Coming full circle
- from Shaastra :: vol 02 issue 02 :: Mar - Apr 2023
Transitioning to a circular economy is critical to addressing climate change, and the economic and other losses through wastage. Sustainable innovation holds the key.
What's the real cost of a packet of chips? It's hard to calculate because of the packaging. The light weight of plastic, its low cost and its reasonably high strength make plastic material ideal to pack chips and many other food items. But plastic is notoriously harmful from a conservation point of view: almost nothing gets recycled, according to a study by the Ellen MacArthur Foundation. Plastic goes into landfills or gets leaked into the ocean.
The minuscule parts that get recycled are converted to low-value items such as garbage or rigid furniture. New enterprises are trying to do more. For example, Ashaya, a social enterprise based in Pune, is converting plastic into sunglasses. The success of products like these hinges on many factors. However, it is an indicator that the 'circular economy' — an economy that stretches resources, minimises waste, and recycles or repurposes materials into new products — is seen not only as important but also cool.

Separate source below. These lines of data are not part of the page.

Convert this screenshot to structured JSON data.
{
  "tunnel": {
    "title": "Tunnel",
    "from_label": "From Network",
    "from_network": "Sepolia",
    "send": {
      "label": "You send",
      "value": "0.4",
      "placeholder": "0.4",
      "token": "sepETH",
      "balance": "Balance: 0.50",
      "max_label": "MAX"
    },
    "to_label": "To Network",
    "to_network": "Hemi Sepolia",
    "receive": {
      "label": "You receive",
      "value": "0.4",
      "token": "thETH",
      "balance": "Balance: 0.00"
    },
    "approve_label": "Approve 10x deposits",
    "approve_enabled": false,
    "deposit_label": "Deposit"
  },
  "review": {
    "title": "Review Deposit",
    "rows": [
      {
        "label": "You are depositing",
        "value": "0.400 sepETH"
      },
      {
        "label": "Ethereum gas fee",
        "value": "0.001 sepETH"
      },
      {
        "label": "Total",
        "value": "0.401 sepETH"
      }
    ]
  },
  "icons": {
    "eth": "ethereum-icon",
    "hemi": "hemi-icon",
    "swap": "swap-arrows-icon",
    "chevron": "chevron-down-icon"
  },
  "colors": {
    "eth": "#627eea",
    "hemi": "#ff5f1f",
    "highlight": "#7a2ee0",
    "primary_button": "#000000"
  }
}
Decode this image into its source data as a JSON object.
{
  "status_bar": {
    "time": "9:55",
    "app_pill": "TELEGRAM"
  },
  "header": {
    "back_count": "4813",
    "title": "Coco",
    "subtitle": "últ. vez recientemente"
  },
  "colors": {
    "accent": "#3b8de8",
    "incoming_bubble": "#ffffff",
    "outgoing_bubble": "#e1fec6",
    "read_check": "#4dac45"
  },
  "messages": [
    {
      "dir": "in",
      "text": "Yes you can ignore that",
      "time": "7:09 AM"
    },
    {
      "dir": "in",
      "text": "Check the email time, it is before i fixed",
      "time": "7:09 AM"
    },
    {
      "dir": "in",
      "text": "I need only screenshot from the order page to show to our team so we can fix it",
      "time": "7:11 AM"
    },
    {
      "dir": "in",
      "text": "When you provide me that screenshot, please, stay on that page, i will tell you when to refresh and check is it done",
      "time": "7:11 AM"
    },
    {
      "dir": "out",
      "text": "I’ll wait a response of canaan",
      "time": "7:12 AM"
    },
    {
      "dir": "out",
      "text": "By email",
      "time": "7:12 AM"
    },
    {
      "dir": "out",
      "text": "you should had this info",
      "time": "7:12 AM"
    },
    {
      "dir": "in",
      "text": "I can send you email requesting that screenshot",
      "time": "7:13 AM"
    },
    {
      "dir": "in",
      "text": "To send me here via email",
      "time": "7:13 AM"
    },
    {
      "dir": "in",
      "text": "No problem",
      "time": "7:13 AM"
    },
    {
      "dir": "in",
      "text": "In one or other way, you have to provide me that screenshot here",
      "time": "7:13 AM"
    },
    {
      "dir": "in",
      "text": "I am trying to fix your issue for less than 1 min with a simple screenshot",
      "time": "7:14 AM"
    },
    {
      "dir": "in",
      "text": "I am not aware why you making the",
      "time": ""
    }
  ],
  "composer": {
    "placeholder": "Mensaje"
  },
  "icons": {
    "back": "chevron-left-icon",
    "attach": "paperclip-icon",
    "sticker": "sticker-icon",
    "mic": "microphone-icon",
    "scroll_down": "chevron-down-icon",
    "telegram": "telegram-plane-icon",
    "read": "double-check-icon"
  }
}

Transitioning to a circular economy is important in the context of the reality of climate change — and the economic and other losses through wastage that it addresses. Currently, the predominant economic model that drives both agriculture and manufacturing results in huge wastage, significant economic loss, and also environmental loss given the way the waste is disposed. For example, besides an economic loss of $500 billion, the total plastics in oceans is expected to exceed the total fishes by weight by 2050.